We combine both into a single intensity of roughly 4.0 mL per Wh, measured as water consumption (water evaporated or otherwise lost) rather than withdrawal (water taken and largely returned, which is ~10× larger for grid power and not the right metric here). The range is wide and regional: as low as ~0.5 mL/Wh for a best-case hyperscaler (Microsoft reports WUE ~0.30, with zero-water cooling designs) on a low-water grid, up to ~9 mL/Wh where on-site cooling alone reaches that level in water-stressed regions such as Arizona in summer.
Two measured reality-checks bound this from either side: Google reports a median 0.26 mL per text prompt (on-site cooling only — it excludes electricity-generation water), while Mistral's audited life-cycle analysis puts a single response at ~45 mL (full lifecycle).
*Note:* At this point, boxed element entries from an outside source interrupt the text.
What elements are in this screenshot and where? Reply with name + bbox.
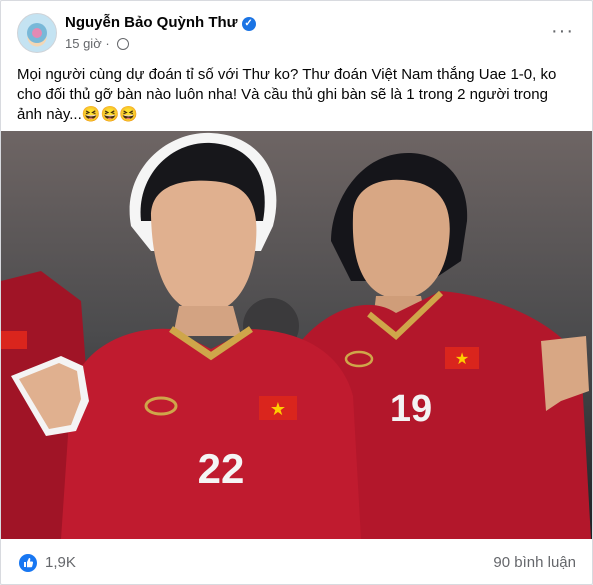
verified-badge-icon: ✓ bbox=[241, 17, 256, 31]
post-timestamp[interactable]: 15 giờ bbox=[65, 36, 102, 51]
like-thumb-glyph bbox=[24, 558, 34, 568]
svg-text:★: ★ bbox=[270, 399, 286, 420]
post-photo-art: ★ 19 ★ 22 bbox=[1, 131, 592, 539]
post-photo[interactable]: ★ 19 ★ 22 bbox=[1, 131, 592, 539]
player-left-number: 22 bbox=[198, 445, 245, 492]
reaction-count[interactable]: 1,9K bbox=[45, 554, 76, 571]
avatar-accent bbox=[32, 28, 42, 38]
author-name[interactable]: Nguyễn Bảo Quỳnh Thư ✓ bbox=[65, 14, 256, 31]
like-icon[interactable] bbox=[19, 554, 37, 572]
post-card: Nguyễn Bảo Quỳnh Thư ✓ 15 giờ · ··· Mọi n… bbox=[0, 0, 593, 585]
more-options-icon[interactable]: ··· bbox=[551, 21, 574, 41]
comment-count[interactable]: 90 bình luận bbox=[493, 554, 576, 571]
post-header: Nguyễn Bảo Quỳnh Thư ✓ 15 giờ · ··· bbox=[1, 1, 592, 63]
svg-text:★: ★ bbox=[455, 349, 469, 368]
globe-icon bbox=[117, 38, 130, 50]
post-meta: 15 giờ · bbox=[65, 36, 130, 51]
post-text: Mọi người cùng dự đoán tỉ số với Thư ko?… bbox=[17, 66, 557, 123]
post-footer: 1,9K 90 bình luận bbox=[1, 539, 592, 584]
author-name-text[interactable]: Nguyễn Bảo Quỳnh Thư bbox=[65, 14, 238, 31]
player-right-number: 19 bbox=[390, 388, 432, 430]
author-avatar[interactable] bbox=[17, 13, 57, 53]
Our per-Wh figure sits between these because it counts on-site and off-site water but not the broader lifecycle.
One caveat on direction: Li et al. project AI's total water volume rising sharply by 2027 (4.2–6.6 billion m³ withdrawal) — but that is driven by demand growth, not by the per-query intensity rising. The figure above is per-Wh intensity, which is not projected to increase.
Carbon
Carbon = energy × grid carbon intensity. The calculator has a Global / US grid-region toggle. It defaults to the global average (~440 g CO₂e/kWh — centred between IEA Electricity 2026 at 435 g and Ember 2026 at 458 g, both full-year 2025) because a global-audience tool shouldn't be locked to one region, and the US grid is cleaner than the world average. Switching to the US preset uses ~348 g CO₂e/kWh (EPA eGRID2023, the latest release). Your actual grid may be far cleaner or dirtier — pick the region that fits.
Uncertainty
Published energy-per-query figures vary by roughly 10×, so we present a range and headline the median. Water, PUE, and grid intensity are comparatively well-constrained, so the range is driven primarily by the energy figure.
Equivalents
Comparisons are derived from public reference figures: a smartphone charge ≈ 19 Wh and a US household ≈ 29.6 kWh/day (EPA, EIA); a US cup = 240 mL and a WaterSense 2.0-gpm shower ≈ 126 mL/s (FDA, EPA); driving ≈ 0.25 g CO₂ per metre (~400 g/mile, EPA average passenger vehicle). Note: the "Google search" comparison rests on a 2009 Google figure (~0.3 Wh) that is widely cited but dated — a modern search is roughly 7× lower. We include it because it's the most-requested comparison, with this caveat.